Limited to its essential tasks. The head of the Church is not the Pope, but Christ. Let the new Pontiff's motto be John the Baptist's words about Jesus, “He must increase, I decrease.”
May it be a minimal Papacy. A Papacy like the Minimal State theorized by liberal philosopher Robert Nozick, that is, limited to its essential tasks. Few things, but done well. Not only because the vain loudness of an overwhelming Papacy, and an idolatrous and unbelieving Papolatry, disturb my ears. Especially because “the head of the Church is Christ, not the Pope” (Pope John XXIII). Because “the figure of the Pope is praised too much. One risks falling into the cult of personality” (Pope John Paul I). Because “the Pope is not an oracle, he is infallible only on very rare occasions” (Pope Benedict XVI). Let us begin again with the beautiful Gregorian title “Servus servorum Dei.”

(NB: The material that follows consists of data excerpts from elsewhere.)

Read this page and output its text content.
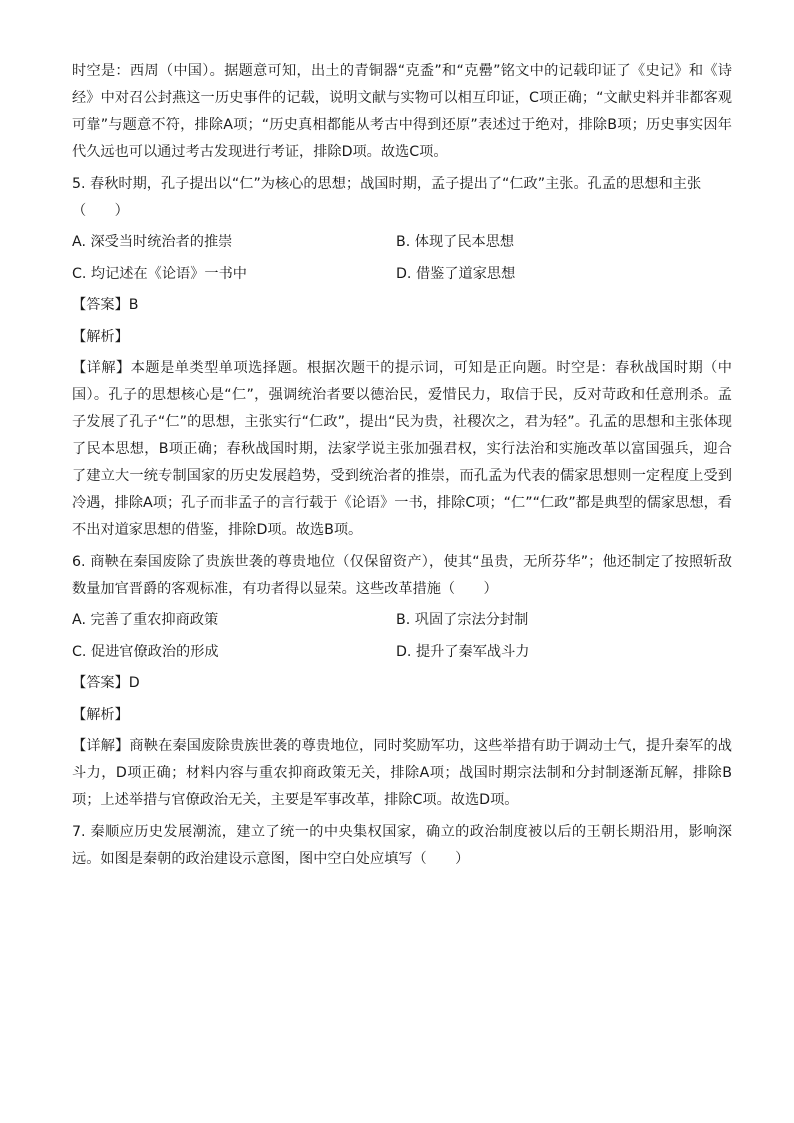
时空是：西周（中国）。据题意可知，出土的青铜器“克盉”和“克罍”铭文中的记载印证了《史记》和《诗经》中对召公封燕这一历史事件的记载，说明文献与实物可以相互印证，C项正确；“文献史料并非都客观可靠”与题意不符，排除A项；“历史真相都能从考古中得到还原”表述过于绝对，排除B项；历史事实因年代久远也可以通过考古发现进行考证，排除D项。故选C项。

5. 春秋时期，孔子提出以“仁”为核心的思想；战国时期，孟子提出了“仁政”主张。孔孟的思想和主张（　　）

A. 深受当时统治者的推崇	B. 体现了民本思想
C. 均记述在《论语》一书中	D. 借鉴了道家思想

【答案】B

【解析】

【详解】本题是单类型单项选择题。根据次题干的提示词，可知是正向题。时空是：春秋战国时期（中国）。孔子的思想核心是“仁”，强调统治者要以德治民，爱惜民力，取信于民，反对苛政和任意刑杀。孟子发展了孔子“仁”的思想，主张实行“仁政”，提出“民为贵，社稷次之，君为轻”。孔孟的思想和主张体现了民本思想，B项正确；春秋战国时期，法家学说主张加强君权，实行法治和实施改革以富国强兵，迎合了建立大一统专制国家的历史发展趋势，受到统治者的推崇，而孔孟为代表的儒家思想则一定程度上受到冷遇，排除A项；孔子而非孟子的言行载于《论语》一书，排除C项；“仁”“仁政”都是典型的儒家思想，看不出对道家思想的借鉴，排除D项。故选B项。

6. 商鞅在秦国废除了贵族世袭的尊贵地位（仅保留资产），使其“虽贵，无所芬华”；他还制定了按照斩敌数量加官晋爵的客观标准，有功者得以显荣。这些改革措施（　　）

A. 完善了重农抑商政策	B. 巩固了宗法分封制
C. 促进官僚政治的形成	D. 提升了秦军战斗力

【答案】D

【解析】

【详解】商鞅在秦国废除贵族世袭的尊贵地位，同时奖励军功，这些举措有助于调动士气，提升秦军的战斗力，D项正确；材料内容与重农抑商政策无关，排除A项；战国时期宗法制和分封制逐渐瓦解，排除B项；上述举措与官僚政治无关，主要是军事改革，排除C项。故选D项。

7. 秦顺应历史发展潮流，建立了统一的中央集权国家，确立的政治制度被以后的王朝长期沿用，影响深远。如图是秦朝的政治建设示意图，图中空白处应填写（　　）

May it be a Papacy of service that of the next pope. No more personalism, narcissism, despotism. Let the servant of the servants of God put himself at the service of the recovery of Catholicism, in France and elsewhere now evident, or at least avoid hindering it. The 18,000 French people (mostly adults, a sacramental boom) who got baptized on Easter night did not do it for Bergoglio, they did it in spite of a Bergoglio who in Abu Dhabi signed the indifferentist declaration in which the uselessness of baptism was made clear. May the new pope's motto be John the Baptist's words about Jesus, “He must increase, I decrease.”